A snapshot of France’s institutional investment landscape as seen through the lens of Indefi’s latest survey
French institutional market: about €2,720bn as at end-2019 (figure 1)
The French Institutional market is characterised by the predominance of insurance companies which manage over €2trn of assets – 75% of the market related to life insurance business. Despite limited returns because of the low-rate environment and the weight of Solvency II, life insurance remains at the core of the French investment landscape. Owing to a strong public pay-as-you-go system, the pool of assets managed by second-pillar pension institutions is limited compared with European counterparts. The future role of pension institutions is unclear as Gilets jaunes protests and the COVID-19 pandemic have derailed President Macron’s long-awaited reforms.
Asset allocations amid negative interest rates (figure 2)
Fixed-income products are the backbone of long-term institutional asset allocations (about 75%), as a result of Solvency II constraints (insurance firms). Negative sovereign bond rates have fuelled diversification, with private assets making the most of this trend. Despite a favourable market effect, equity allocations have been reduced because of an excess of volatility in a Solvency II-constrained framework. Yet investors have increased their exposure to global markets to the detriment of European equities. Money market has slightly increased in institutional allocations as a result of investors’ wait-and-see attitude and unwillingness to invest in long-dated paper.
Private assets show uninterrupted momentum (figure 3)
Private assets have experienced strong growth over the past five years buoyed by investors’ search for yield and their relatively favourable treatment under Solvency II, the number of institutional investors exposed to private assets having reached an all-time high.

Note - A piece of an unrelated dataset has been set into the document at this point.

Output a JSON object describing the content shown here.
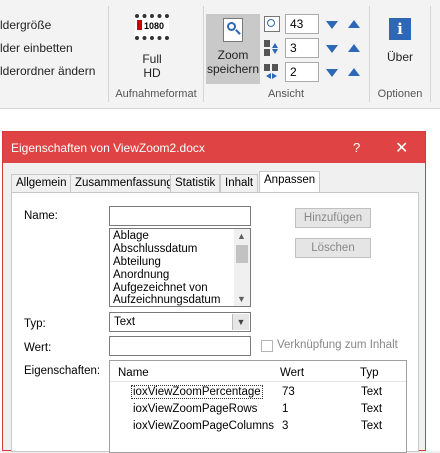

Furthermore, investors are diversifying their real estate allocations, extending their investments to pan-European products and seeking new thematic opportunities, such as logistics or health.
Growing share of impact investing (figure 4)
Impact investments have doubled in one year, to reach €58bn of assets under management by the end of 2019. In addition to (now) traditional allocations to green bonds and thematic equity funds, institutional investors have turned to private assets to materialise their sustainability ambitions, encouraged by article 173 disclosure requirements on green financing. Energy transition infrastructure and energy-efficient real estate form the bulk of these allocations. Yet innovation and growth lie in new-found appetite for impact private equity strategies, in which institutional investors have placed their hopes for a renewal of a challenged asset class.
€425bn assets outsourced to third-party managers (figure 5)
French institutional investors outsource €425bn of assets to third-party managers. Traditional asset classes (outsourcing has decreased from 16.0% in 2018 to 15.6% in 2019) have been fully offset by diversification. Private assets remain the major growth relay for third-party asset management, accounting for about 25% of total outsourced assets. Institutional investors increasingly favour segregated vehicles, as they seek to tailor products to facilitate asset-liability management and regulatory constraints including transparency, reporting, and so on. The competitive position of managers is expected to go through a turbulent period in 2021, with best performers likely to benefit from polarised inflows in the COVID-19 period.